The Strategy of Time Off
I can think of so many times in my work history where I stayed at the office until some ridiculous hour the night or two before I left for vacation. Then I paid for the time off again with even more to do post-trip.
On the one hand, we covet time off and can’t wait until we can get some. The flip side is that we don’t like the way it leaves us feeling before and after.
Maybe you’re like a lot of people – wondering, “is taking time off is really worth it?”
I’ve already heard this question several times in the last week and we aren’t even in June.
This is such an issue that 55% of workers are giving up their PTO altogether.
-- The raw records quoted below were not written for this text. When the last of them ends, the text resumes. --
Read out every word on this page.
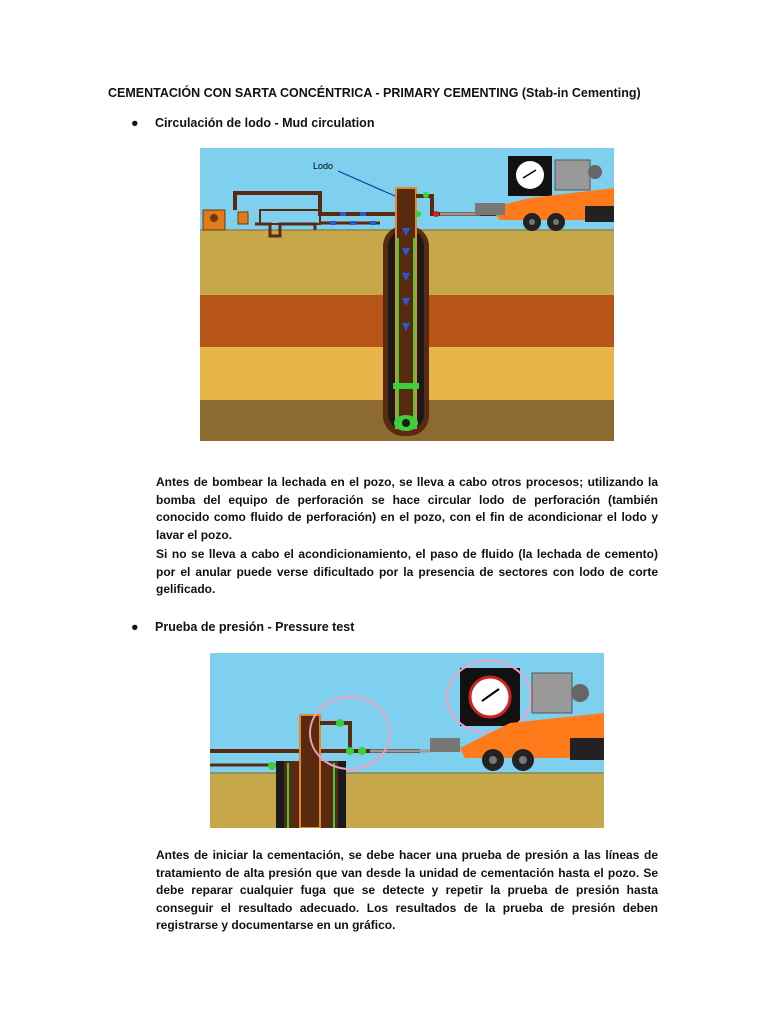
CEMENTACIÓN CON SARTA CONCÉNTRICA - PRIMARY CEMENTING (Stab-in Cementing)
● Circulación de lodo - Mud circulation
Lodo

Antes de bombear la lechada en el pozo, se lleva a cabo otros procesos; utilizando la bomba del equipo de perforación se hace circular lodo de perforación (también conocido como fluido de perforación) en el pozo, con el fin de acondicionar el lodo y lavar el pozo.

Si no se lleva a cabo el acondicionamiento, el paso de fluido (la lechada de cemento) por el anular puede verse dificultado por la presencia de sectores con lodo de corte gelificado.

● Prueba de presión - Pressure test

Antes de iniciar la cementación, se debe hacer una prueba de presión a las líneas de tratamiento de alta presión que van desde la unidad de cementación hasta el pozo. Se debe reparar cualquier fuga que se detecte y repetir la prueba de presión hasta conseguir el resultado adecuado. Los resultados de la prueba de presión deben registrarse y documentarse en un gráfico.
This is at a time when we need it most, considering that stress and burnout are STILL on the rise in our workplace cultures.
As a result, we have a false script running that’s killing our mindset:
- Slammed is normal.
- Distractions are impossible to overcome.
- I have no choice or agency over my time.
- I must work more hours in order to keep up.
- Life will be reduced to the motions until I retire – if I ever retire.
We say we hate stress, but in reality our culture idolizes it. If we’re not careful, we will also buy the lie that it’s a badge of honor.
Here’s the thing.
Burnout often calls out for immediate relief, because we’re usually past the point of needing help. Sometimes that means reactive time off, sometimes it means a sabbatical, and for some it means burning it all down and quitting altogether.
And even when time off is exactly what we need, it’s not the holy grail we think it is.
When it’s not strategic, we come back to the same scenario we left and the cycle begins again.
According to leadership expert and author, Cary Nieuwhof, it’s because we’re looking at the wrong solution. He said:
“Time off won’t heal you, when the problem is how you spend your time on.”
The struggle to stay strong in the race is real, especially when things feel so uncertain.
No one wants to step off the gas. AND – if you don’t make the choice when and how you’ll do that, your body and mind will eventually make the decision for you.
Stress can steal your passion and health, and it doesn’t play favorites. As leaders, you have agency over your decisions, as long as you think so.
Here’s the truth.
Every one of us has the same 24 hours in a day.
We get to control three things: where we spend our time, where we spend our energy and how we choose our priorities.
Unless you’re on an assembly line or hourly worker, Nieuwhof’s research shows us that YOU control roughly 88% of your time.
If this is true, we HAVE to think differently about our time. It’s a total mindset shift and it’s required if we want fulfillment, passion, and health to stay or return to our lives.
You get to decide: could you handle the pace you’re living now, forever? More importantly, would you want to?
If the answer is no, the following steps are a great place to start shifting your mindset:
- Audit your stress. What’s making you tired? What patterns and habits tend to leave you feeling overwhelmed and overworked?
- Audit your beliefs. What are you believing about your stress? Is it a badge of honor or something you want to separate from?
- Get honest about your time. Where are you spending time on what matters and where do you give up agency and allow others to hijack it?
- Consider your approach. Name the ways you approach time that leave you unfocused and overwhelmed.
- Decide one thing you’ll change. We’ll change nothing if we don’t commit to something. Name it – the smallest thing you’ll do on your toughest day. You have to start somewhere.
Time is the ONLY thing we can never get back. If there is anything that matters most, it’s how we spend it.
I don’t know about you, but I am constantly re-evaluating this. What if you did, too? What might we all get in return?
At the very least, you may never need another vacation from your vacation again.